The Cacus system is my laboratory. So, for Chohe, 1- (3.7 ^2 * (273.15+11)^4)/(278.3^4 * 6) = -1.48

[edit] So, what have we found?

The developers seem to have used orbital period as a proxy for distance from the sun, and to have rule-of-thumbed a set of planetary temperatures per system. When they added orbital distance, they tried and generally succeeded in maintaining Kepler's famous ratio across planets, and in relating this to the class of the star (M red dwarf, O/B blue giant, etc). So my initial thought that "Kepler is orbiting in his grave" turns out to be overwrought.

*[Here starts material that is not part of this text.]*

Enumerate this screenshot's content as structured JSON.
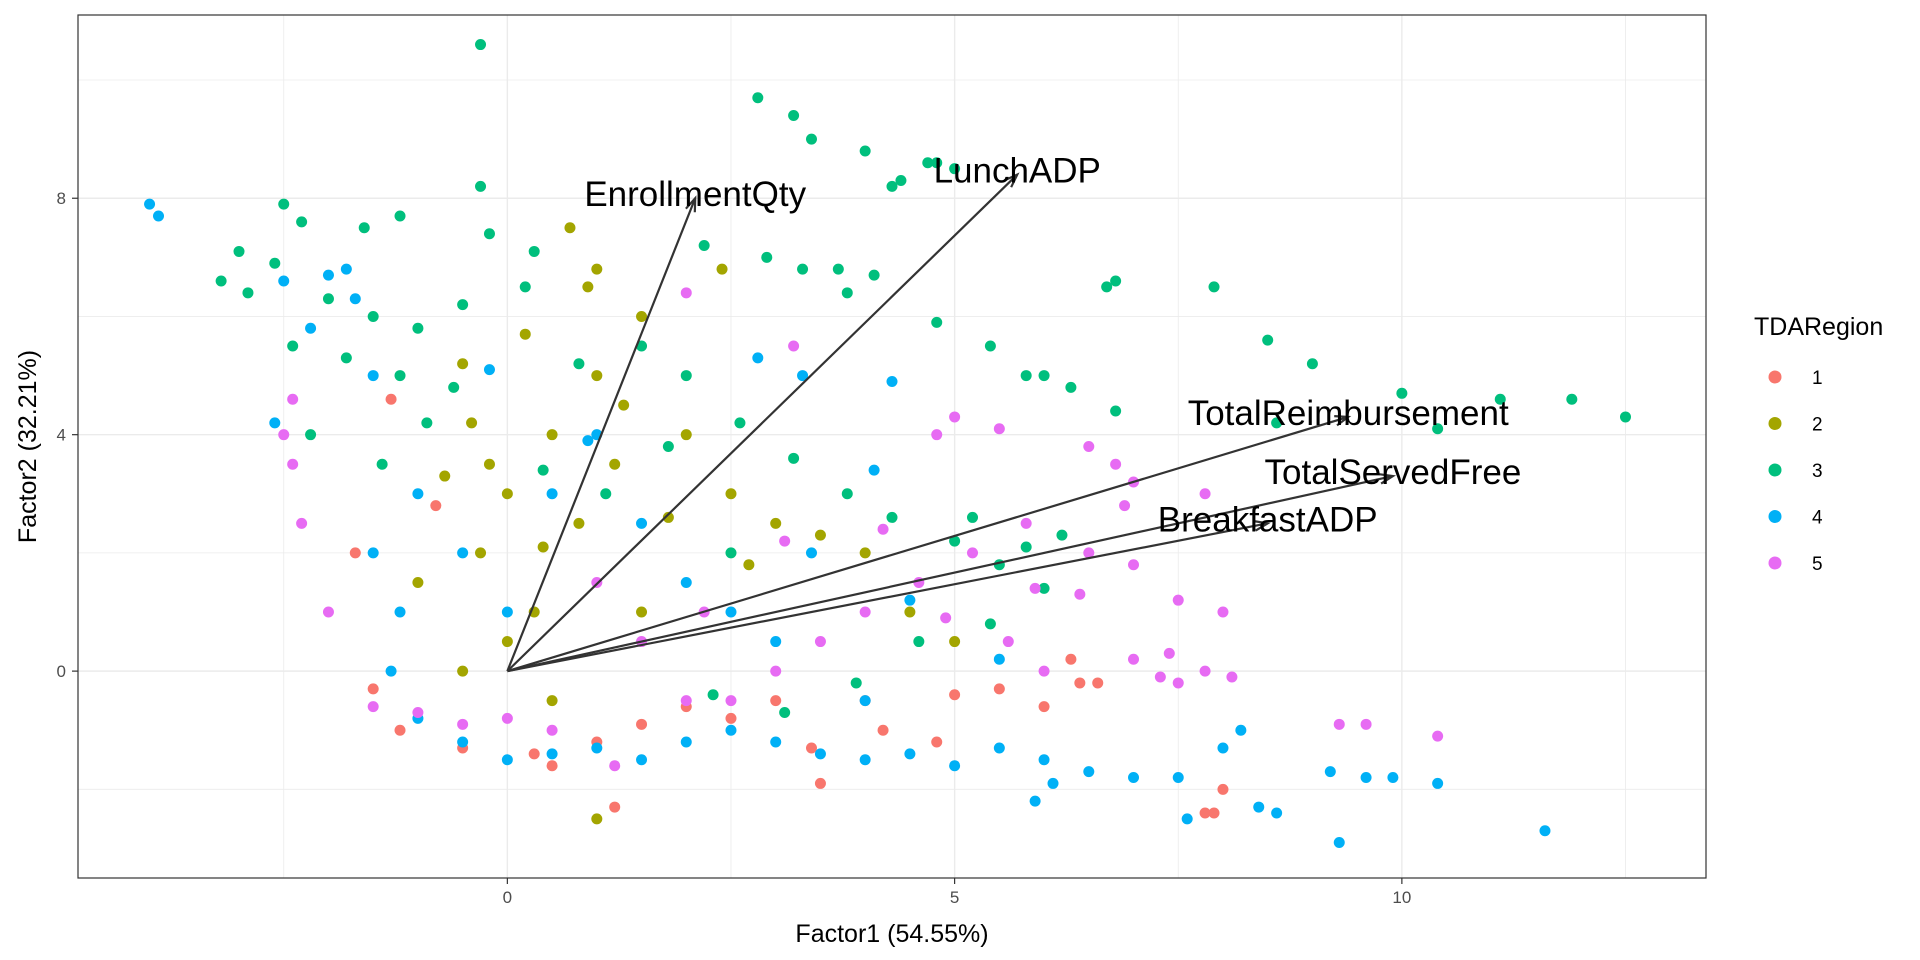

Where they fell down was in calculating those planetary temperatures. Almost all of these temperatures are too high, even assuming zero albedo. Atmosphere doesn't help when it doesn't exist or has no greenhouse properties; in fact I suspect some of these atmospheres (sulphur dioxide in particular) are smogs which shade the planet even more. I excused Chohe and the other Cacus planets as an effect of youth, but I was reluctant to make excuses for other systems. Kepler rests in relative peace; it's the irate husks of Stefan and Boltzmann whom the developers will have to keep at bay.

There's also a small problem with close to half of ME's "gas giants" - namely, they're not gas giants. The developers did keep their radii under 80000 km, saving them from hydrogen collapse and stellar fusion. Unfortunately they also copy-pasted "typical hydrogen-helium gas giant" too often. Gas giants don't exist below 60000 km at Saturn's temperature; any less than that, and the hydrogen hasn't enough mass to stick around. Of course the proverbial "hot Jupiter" hasn't a ghost of a chance at this radius. Anything at 25000 km or less, in particular, is in Uranus / Neptune territory. Also, if the planet is in an OB class system then its radius is inflated by extreme youth. I've mentioned this in their Trivia sections.